Tls could I suppose either be dealt with by having allocated 
regions within a common address space that are all visible to one 
another. Objects inside a tls could (1) be referenced by absolute 
virtual addresses that are meaningful to all the threads in the 
process, but not meaningful to (threads belong to) other 
processes. (By definition of 'process'.) or (2) be referenced 
most often by section-offsets, relative addresses from the start 
of a tls section, which constantly have to be made usable by 
having the tls base virtual address added to them before they can 
be dereferenced adding a big runtime cost and making tls very bad 
news. I have worked on a system like (2). But even in (2) an 
address of a type-2 tls object can still be converted to a 
readily usable absolute virtual address and used by any thread in 
the process with zero overhead.

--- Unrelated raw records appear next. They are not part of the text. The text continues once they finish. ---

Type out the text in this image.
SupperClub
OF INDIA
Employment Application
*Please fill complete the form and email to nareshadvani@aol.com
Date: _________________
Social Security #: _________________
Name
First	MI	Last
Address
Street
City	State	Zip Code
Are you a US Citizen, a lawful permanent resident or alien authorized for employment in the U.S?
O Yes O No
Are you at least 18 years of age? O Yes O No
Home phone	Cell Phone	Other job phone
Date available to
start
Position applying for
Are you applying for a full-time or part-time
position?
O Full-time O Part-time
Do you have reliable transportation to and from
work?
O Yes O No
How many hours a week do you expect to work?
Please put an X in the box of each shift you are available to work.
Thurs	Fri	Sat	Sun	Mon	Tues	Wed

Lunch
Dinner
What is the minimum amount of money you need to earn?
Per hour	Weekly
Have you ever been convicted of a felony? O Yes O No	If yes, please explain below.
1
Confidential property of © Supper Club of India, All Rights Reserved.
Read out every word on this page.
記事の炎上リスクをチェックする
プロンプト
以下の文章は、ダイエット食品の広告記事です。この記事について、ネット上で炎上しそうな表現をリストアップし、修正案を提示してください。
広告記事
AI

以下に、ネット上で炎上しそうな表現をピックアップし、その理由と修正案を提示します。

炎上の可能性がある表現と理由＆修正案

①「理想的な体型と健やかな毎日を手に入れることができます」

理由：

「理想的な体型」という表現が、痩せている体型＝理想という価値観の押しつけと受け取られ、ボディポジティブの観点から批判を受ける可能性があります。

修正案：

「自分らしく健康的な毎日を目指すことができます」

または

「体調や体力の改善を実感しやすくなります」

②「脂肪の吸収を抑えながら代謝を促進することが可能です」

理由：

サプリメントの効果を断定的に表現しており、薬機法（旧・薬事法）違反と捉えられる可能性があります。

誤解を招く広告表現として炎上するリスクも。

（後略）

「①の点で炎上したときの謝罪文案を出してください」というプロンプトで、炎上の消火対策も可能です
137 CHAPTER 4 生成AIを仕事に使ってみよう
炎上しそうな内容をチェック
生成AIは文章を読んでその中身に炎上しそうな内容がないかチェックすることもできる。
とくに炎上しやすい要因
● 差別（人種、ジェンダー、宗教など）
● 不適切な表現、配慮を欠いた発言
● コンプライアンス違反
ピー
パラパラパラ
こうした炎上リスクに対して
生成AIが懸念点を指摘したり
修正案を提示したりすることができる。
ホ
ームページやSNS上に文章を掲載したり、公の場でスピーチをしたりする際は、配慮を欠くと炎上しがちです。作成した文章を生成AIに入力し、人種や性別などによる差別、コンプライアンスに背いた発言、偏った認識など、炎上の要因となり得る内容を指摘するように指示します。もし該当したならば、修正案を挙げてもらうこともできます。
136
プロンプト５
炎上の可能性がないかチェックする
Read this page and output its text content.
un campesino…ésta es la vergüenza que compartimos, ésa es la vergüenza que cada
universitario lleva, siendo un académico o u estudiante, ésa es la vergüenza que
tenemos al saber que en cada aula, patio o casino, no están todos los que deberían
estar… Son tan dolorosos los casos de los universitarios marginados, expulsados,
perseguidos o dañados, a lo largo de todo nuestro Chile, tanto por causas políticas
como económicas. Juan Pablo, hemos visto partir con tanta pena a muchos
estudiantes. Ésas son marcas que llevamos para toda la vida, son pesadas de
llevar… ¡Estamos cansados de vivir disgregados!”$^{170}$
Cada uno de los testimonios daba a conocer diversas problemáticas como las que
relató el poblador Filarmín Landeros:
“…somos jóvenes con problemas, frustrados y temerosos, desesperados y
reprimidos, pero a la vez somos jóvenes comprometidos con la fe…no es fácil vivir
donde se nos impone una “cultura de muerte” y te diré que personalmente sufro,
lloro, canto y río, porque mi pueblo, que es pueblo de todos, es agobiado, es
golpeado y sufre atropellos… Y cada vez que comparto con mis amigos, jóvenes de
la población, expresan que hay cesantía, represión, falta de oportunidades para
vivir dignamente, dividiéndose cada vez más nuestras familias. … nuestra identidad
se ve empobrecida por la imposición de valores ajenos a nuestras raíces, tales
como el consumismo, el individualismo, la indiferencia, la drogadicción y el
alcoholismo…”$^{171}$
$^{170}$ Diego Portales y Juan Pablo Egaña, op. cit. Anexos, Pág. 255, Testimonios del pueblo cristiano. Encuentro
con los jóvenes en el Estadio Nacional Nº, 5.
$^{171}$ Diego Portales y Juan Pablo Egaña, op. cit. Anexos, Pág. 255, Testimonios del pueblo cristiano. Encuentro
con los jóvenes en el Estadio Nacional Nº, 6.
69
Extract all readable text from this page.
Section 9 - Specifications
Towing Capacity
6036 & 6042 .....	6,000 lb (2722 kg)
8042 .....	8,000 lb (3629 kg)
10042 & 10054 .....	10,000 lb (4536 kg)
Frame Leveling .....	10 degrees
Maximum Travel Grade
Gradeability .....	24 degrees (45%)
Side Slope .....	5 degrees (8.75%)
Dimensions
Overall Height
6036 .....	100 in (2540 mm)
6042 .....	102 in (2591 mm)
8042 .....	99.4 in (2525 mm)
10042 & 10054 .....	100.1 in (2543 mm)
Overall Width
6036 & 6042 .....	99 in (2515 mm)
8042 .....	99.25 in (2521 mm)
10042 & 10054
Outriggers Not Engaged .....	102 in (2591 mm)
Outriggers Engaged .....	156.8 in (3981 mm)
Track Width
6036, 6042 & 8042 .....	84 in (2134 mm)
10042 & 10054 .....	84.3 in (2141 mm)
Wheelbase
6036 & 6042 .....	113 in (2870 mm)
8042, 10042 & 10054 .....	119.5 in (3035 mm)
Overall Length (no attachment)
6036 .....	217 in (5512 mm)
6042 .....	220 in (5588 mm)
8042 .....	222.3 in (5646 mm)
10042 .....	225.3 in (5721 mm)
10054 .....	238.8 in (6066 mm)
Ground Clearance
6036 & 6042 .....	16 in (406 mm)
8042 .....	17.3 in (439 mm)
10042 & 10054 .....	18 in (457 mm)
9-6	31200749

A third option though could be to 
use processor segmentation, so tls objects have to (3a) be 
dereferenced using a segment prefixed operation, and then it's 
impossible to just have a single dereference operation such as 
star without knowing whether to use the segment prefix or not. 
But if it is again possible to use forbidden or official 
knowledge to convert the segmented form into a process-wide 
meaningful straight address (as in 8086 20-bit addresses) then we 
could term this 3a addressing. If this is not possible because vm 
hardware translation is in use then I will term this 3b. In 3a I 
am going to assume that vm hardware is used merely to provide 
relocation, address offsetting, so the use of a segmentation 
prefix basically merely adds a per-thread fixed offset to the 
virtual address and if you could discover that offset then you 
don't need to bother with the segment prefix. In 3b, vm hardware 
maps virtual addresses to a set of per-tls pages using 
who-knows-what mechanism, anyway something that apps cannot just 
bypass using forbidden knowledge to generate a single 
process-wide virtual address. This means that 3b threads are 
probably breaking my definition of thread vs process, although 
they threads of one process do also have a common address space 
and they share resources.

I don't know what d's assumptions if any are. I have very briefly 
looked at some code generated by GDC and LDC for Linux x64. It 
seems to me that these are 3a systems, optimised strongly enough 
by the compilers to remove 3a inefficiency that they are nearly 
1. But I must admit, I haven't looked into it properly, just 
noted a few things in passing and haven't written any test cases 
as I don't know d well enough yet. I haven't seen the code these 
compilers generate for Windows.

[Many thanks for your superb book btw, which I am just reading 
for the second time round. I wouldn't have got very far without 
it.]